Les contrats à terme sur le Dow Jones ont cédé 0,13 % à environ 52 270 en début de séance européenne vendredi. Les futures sur le S&P 500 ont reculé de 0,60 % à près de 7 380, tandis que les futures sur le Nasdaq 100 ont chuté de 1,29 % autour de 29 350. Ce mouvement s’explique par des craintes mondiales sur l’énergie et la montée des risques géopolitiques, qui ont pesé sur les contrats d’indices actions américains après une attaque présumée par projectile contre un navire cargo près d’Oman, perturbant les activités d’évacuation de l’ONU dans le détroit d’Ormuz et assombrissant les perspectives de discussions entre les États-Unis et l’Iran. Après la clôture de jeudi, deux responsables américains ont déclaré que des forces iraniennes avaient tiré sur le navire, et les autorités iraniennes ont averti qu’elles ne garantiraient plus la sécurité des bâtiments naviguant en dehors des couloirs de navigation désignés dans le détroit d’Ormuz.

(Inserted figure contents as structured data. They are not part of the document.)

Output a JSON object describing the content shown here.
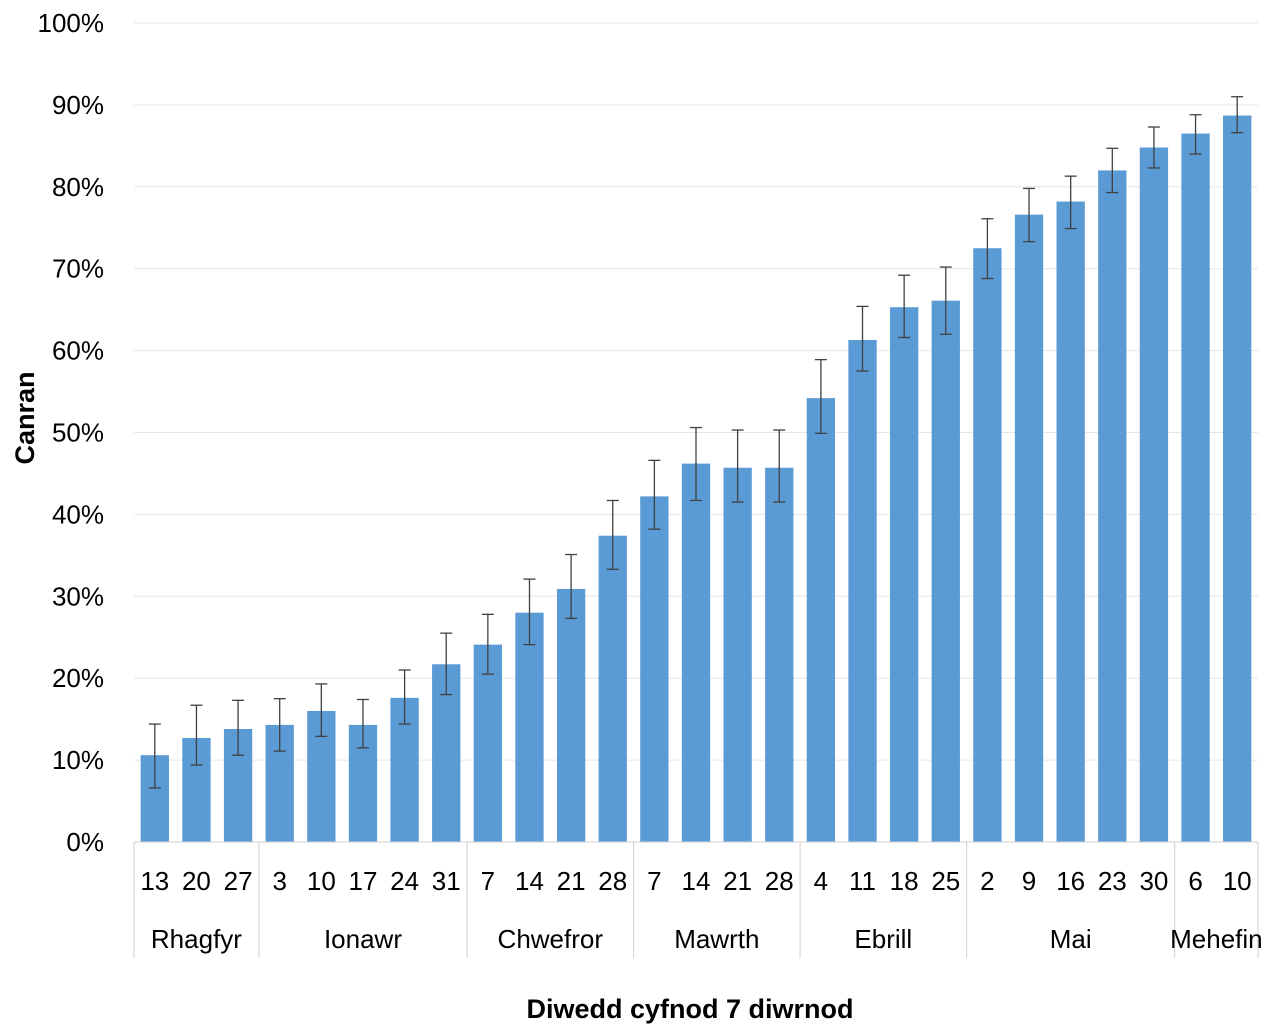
{
  "chart_data": {
    "type": "bar",
    "xlabel": "Diwedd cyfnod 7 diwrnod",
    "ylabel": "Canran",
    "ylim": [
      0,
      100
    ],
    "yticks": [
      "0%",
      "10%",
      "20%",
      "30%",
      "40%",
      "50%",
      "60%",
      "70%",
      "80%",
      "90%",
      "100%"
    ],
    "grid": "horizontal",
    "bar_color": "#5b9bd5",
    "categories": [
      "13",
      "20",
      "27",
      "3",
      "10",
      "17",
      "24",
      "31",
      "7",
      "14",
      "21",
      "28",
      "7",
      "14",
      "21",
      "28",
      "4",
      "11",
      "18",
      "25",
      "2",
      "9",
      "16",
      "23",
      "30",
      "6",
      "10"
    ],
    "groups": [
      {
        "label": "Rhagfyr",
        "count": 3
      },
      {
        "label": "Ionawr",
        "count": 5
      },
      {
        "label": "Chwefror",
        "count": 4
      },
      {
        "label": "Mawrth",
        "count": 4
      },
      {
        "label": "Ebrill",
        "count": 4
      },
      {
        "label": "Mai",
        "count": 5
      },
      {
        "label": "Mehefin",
        "count": 2
      }
    ],
    "values": [
      10.6,
      12.7,
      13.8,
      14.3,
      16.0,
      14.3,
      17.6,
      21.7,
      24.1,
      28.0,
      30.9,
      37.4,
      42.2,
      46.2,
      45.7,
      45.7,
      54.2,
      61.3,
      65.3,
      66.1,
      72.5,
      76.6,
      78.2,
      82.0,
      84.8,
      86.5,
      88.7
    ],
    "err_low": [
      6.6,
      9.4,
      10.6,
      11.1,
      12.9,
      11.5,
      14.4,
      18.0,
      20.5,
      24.1,
      27.3,
      33.3,
      38.2,
      41.7,
      41.5,
      41.5,
      49.9,
      57.5,
      61.6,
      62.0,
      68.8,
      73.3,
      74.9,
      79.3,
      82.3,
      84.0,
      86.6
    ],
    "err_high": [
      14.4,
      16.7,
      17.3,
      17.5,
      19.3,
      17.4,
      21.0,
      25.5,
      27.8,
      32.1,
      35.1,
      41.7,
      46.6,
      50.6,
      50.3,
      50.3,
      58.9,
      65.4,
      69.2,
      70.2,
      76.1,
      79.8,
      81.3,
      84.7,
      87.3,
      88.8,
      91.0
    ]
  }
}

Le regain de tensions intervient après une séance contrastée à Wall Street, où la faiblesse des valeurs technologiques de très grande capitalisation a compensé la vigueur des fabricants de puces. Le Dow Jones Industrial Average a progressé de 0,14 % et le S&P 500 a terminé quasiment inchangé, tandis que le Nasdaq Composite a perdu 0,46 %, signant une quatrième baisse quotidienne consécutive. Plus tôt, un rallye lié aux perspectives favorables de Micron Technology s’est essoufflé à mesure que les ventes sur la tech se généralisaient ; l’action Micron a bondi de 15,7 % après la publication des résultats et d’une prévision de chiffre d’affaires pour le trimestre d’août, mais le soutien apporté aux semi-conducteurs ne s’est pas maintenu jusqu’à la clôture.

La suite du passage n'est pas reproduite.